= Nathaniel Ingelo =

Nathaniel Ingelo (c. 1621–1683) was an English clergyman, writer and musician, best known for the allegorical romance Bentivolio and Urania (1660 and 1664).

==Life==
He graduated M.A. at Edinburgh, and then was incorporated at the University of Cambridge. He was made a Fellow of Queens' College, Cambridge by Edward Montagu, 2nd Earl of Manchester and parliamentary visitors; he was Fellow there from 1644 to 1646. At Cambridge, he met and admired the Cambridge Platonist Henry More: Bentivolio and Urania is influenced by his thought. He was unsuccessful as minister to the Independent congregation at Broadmead, Bristol, who found his taste in clothes too loud and disapproved of the church music which was his passion. He then became a Fellow of Eton College in 1650.
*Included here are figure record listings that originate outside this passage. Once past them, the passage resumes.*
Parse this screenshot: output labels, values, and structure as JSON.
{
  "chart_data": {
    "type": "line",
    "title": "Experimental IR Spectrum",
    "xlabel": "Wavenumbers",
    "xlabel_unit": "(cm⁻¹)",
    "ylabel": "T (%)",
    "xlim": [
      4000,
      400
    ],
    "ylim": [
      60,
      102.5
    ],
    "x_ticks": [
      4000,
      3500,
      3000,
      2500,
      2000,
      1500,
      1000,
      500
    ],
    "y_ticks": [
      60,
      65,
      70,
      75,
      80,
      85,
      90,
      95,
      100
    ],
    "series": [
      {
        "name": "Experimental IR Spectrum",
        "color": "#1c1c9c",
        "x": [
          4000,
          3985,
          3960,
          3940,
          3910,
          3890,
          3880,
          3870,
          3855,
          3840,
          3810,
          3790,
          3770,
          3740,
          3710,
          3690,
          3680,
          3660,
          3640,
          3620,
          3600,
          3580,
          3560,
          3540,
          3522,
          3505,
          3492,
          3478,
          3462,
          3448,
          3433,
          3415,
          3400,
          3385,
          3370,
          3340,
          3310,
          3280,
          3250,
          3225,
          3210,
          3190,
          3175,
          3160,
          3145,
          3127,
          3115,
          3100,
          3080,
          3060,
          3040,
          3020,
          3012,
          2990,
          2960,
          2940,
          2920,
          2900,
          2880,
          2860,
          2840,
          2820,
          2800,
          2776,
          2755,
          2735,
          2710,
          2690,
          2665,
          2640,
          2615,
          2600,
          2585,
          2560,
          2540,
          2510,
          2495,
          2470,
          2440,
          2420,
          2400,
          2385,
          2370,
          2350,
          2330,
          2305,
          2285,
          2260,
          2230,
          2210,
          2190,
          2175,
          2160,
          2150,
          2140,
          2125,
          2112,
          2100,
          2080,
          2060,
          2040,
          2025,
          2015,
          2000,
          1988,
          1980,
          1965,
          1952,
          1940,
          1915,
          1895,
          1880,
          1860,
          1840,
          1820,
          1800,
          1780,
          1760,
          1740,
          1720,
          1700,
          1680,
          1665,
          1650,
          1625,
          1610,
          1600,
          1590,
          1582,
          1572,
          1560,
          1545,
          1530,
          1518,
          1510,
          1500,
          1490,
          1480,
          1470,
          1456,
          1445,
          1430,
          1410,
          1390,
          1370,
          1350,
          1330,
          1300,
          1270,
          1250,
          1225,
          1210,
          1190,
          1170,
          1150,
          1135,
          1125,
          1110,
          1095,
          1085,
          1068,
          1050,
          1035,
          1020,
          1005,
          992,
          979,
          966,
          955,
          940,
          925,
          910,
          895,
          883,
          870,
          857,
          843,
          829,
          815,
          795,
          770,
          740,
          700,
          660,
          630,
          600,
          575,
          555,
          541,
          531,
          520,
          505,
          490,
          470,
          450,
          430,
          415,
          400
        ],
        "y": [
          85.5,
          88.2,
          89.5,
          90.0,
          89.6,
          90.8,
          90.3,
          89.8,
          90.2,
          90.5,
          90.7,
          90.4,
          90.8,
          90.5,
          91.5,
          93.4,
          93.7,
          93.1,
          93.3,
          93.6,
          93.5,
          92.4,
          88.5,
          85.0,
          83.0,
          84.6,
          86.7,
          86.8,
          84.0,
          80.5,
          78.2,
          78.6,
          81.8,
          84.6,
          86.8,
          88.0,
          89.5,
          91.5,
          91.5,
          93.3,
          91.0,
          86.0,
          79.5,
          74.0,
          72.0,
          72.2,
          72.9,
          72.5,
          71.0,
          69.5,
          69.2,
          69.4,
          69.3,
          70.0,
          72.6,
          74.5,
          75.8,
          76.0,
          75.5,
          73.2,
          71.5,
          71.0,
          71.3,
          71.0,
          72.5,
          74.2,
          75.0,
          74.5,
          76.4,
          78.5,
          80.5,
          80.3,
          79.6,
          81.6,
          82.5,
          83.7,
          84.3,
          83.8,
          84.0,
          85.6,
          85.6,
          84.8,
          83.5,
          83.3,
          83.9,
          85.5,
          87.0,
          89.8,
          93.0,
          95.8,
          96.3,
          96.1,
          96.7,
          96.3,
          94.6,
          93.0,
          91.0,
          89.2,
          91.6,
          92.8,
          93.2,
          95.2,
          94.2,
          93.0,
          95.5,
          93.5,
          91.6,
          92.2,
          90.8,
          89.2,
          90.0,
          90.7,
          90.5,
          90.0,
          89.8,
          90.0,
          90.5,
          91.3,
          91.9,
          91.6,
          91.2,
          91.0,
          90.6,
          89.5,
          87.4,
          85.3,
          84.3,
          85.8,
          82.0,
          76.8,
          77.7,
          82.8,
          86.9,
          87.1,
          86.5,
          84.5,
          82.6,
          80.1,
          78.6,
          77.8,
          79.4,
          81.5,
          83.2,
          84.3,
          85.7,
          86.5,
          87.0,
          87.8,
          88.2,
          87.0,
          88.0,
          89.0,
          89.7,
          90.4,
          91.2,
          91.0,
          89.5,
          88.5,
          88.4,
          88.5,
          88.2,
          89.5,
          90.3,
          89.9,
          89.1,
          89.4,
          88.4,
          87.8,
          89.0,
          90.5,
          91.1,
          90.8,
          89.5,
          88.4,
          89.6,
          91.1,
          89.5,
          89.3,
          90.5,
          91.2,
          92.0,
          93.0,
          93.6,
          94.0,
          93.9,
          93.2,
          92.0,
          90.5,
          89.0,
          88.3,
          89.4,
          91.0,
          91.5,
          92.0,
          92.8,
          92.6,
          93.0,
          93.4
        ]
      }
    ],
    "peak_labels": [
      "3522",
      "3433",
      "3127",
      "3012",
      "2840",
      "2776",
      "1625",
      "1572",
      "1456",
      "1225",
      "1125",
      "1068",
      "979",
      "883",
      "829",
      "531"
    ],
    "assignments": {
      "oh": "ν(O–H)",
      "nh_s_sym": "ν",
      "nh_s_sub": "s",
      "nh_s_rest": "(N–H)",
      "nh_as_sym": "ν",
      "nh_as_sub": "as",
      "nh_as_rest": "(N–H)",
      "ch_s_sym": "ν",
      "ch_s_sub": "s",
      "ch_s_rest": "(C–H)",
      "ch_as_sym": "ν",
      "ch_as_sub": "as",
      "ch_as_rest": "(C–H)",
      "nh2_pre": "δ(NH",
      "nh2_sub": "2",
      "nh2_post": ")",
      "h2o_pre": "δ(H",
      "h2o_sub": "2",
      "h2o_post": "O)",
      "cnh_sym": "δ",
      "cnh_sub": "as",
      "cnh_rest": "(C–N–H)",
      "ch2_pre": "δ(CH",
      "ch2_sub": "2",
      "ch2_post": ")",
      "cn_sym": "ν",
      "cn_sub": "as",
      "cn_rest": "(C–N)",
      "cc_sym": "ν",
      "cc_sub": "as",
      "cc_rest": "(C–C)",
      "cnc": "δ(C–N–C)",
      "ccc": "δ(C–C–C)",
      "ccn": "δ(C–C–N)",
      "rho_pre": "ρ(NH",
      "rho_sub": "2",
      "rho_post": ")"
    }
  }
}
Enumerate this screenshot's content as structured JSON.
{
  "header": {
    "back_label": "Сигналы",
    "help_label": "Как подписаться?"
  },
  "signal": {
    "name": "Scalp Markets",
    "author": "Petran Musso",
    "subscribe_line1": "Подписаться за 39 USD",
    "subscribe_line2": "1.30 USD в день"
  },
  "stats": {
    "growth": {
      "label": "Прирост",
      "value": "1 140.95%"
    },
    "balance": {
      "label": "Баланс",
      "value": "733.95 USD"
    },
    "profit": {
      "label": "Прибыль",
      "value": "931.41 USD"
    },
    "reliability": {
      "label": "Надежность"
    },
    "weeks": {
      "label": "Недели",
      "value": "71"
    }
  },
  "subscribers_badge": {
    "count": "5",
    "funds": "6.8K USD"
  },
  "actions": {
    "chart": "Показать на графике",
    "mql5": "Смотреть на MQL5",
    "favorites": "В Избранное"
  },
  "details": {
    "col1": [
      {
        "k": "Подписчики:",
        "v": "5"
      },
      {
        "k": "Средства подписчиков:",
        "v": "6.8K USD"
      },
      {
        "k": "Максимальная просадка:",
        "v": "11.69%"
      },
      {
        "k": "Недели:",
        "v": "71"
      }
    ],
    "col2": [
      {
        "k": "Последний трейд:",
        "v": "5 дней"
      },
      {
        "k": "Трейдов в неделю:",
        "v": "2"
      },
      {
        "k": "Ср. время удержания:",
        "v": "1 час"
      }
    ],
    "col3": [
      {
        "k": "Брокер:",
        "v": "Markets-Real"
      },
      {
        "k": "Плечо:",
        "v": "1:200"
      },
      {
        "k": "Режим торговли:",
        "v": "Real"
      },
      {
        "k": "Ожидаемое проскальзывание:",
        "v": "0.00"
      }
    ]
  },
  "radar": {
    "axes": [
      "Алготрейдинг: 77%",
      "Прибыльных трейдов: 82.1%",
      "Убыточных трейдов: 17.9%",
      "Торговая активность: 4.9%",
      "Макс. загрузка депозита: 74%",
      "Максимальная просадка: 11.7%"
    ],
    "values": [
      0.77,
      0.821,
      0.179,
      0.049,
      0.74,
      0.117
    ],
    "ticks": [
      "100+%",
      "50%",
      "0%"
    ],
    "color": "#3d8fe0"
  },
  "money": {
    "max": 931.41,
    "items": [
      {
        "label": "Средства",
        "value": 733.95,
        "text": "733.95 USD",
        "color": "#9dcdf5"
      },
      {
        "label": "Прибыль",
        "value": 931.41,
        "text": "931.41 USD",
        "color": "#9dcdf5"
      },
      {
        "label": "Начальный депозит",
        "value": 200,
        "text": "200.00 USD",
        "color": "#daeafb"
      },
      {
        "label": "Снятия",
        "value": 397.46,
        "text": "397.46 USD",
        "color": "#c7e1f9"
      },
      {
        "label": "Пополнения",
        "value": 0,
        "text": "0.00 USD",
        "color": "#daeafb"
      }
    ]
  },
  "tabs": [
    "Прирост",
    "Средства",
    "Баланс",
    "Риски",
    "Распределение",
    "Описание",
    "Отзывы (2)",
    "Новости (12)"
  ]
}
He went as chaplain on Bulstrode Whitelocke's 1653 embassy to Sweden. On that occasion Andrew Marvell addressed a Latin poem to him. Marvell was a friend from Eton. where he was tutoring William Dutton, ward to Oliver Cromwell. The poem was actually intended for Queen Christina of Sweden, and was duly presented to her by Whitelocke. Ingelo himself performed music by Benjamin Rogers for the Queen.

He became rector of Piddlehinton, Dorset, where he had the living from 1671 to 1677. He was Rede Lecturer in 1676.

John Wilmot, Earl of Rochester mentions Ingelo (as well as Richard Sibbes and Simon Patrick) in his poem A Satyr against Reason and Mankind.

==Works==
- The perfection, authority and credibility of the holy scriptures (1658)
- A sermon preached at St. Pauls (1659)
- Bentivolio and Urania (1660)
- A discourse concerning repentance (1677)

His text "We sing to him whose wisdom form'd the ear" was set to music by Henry Purcell.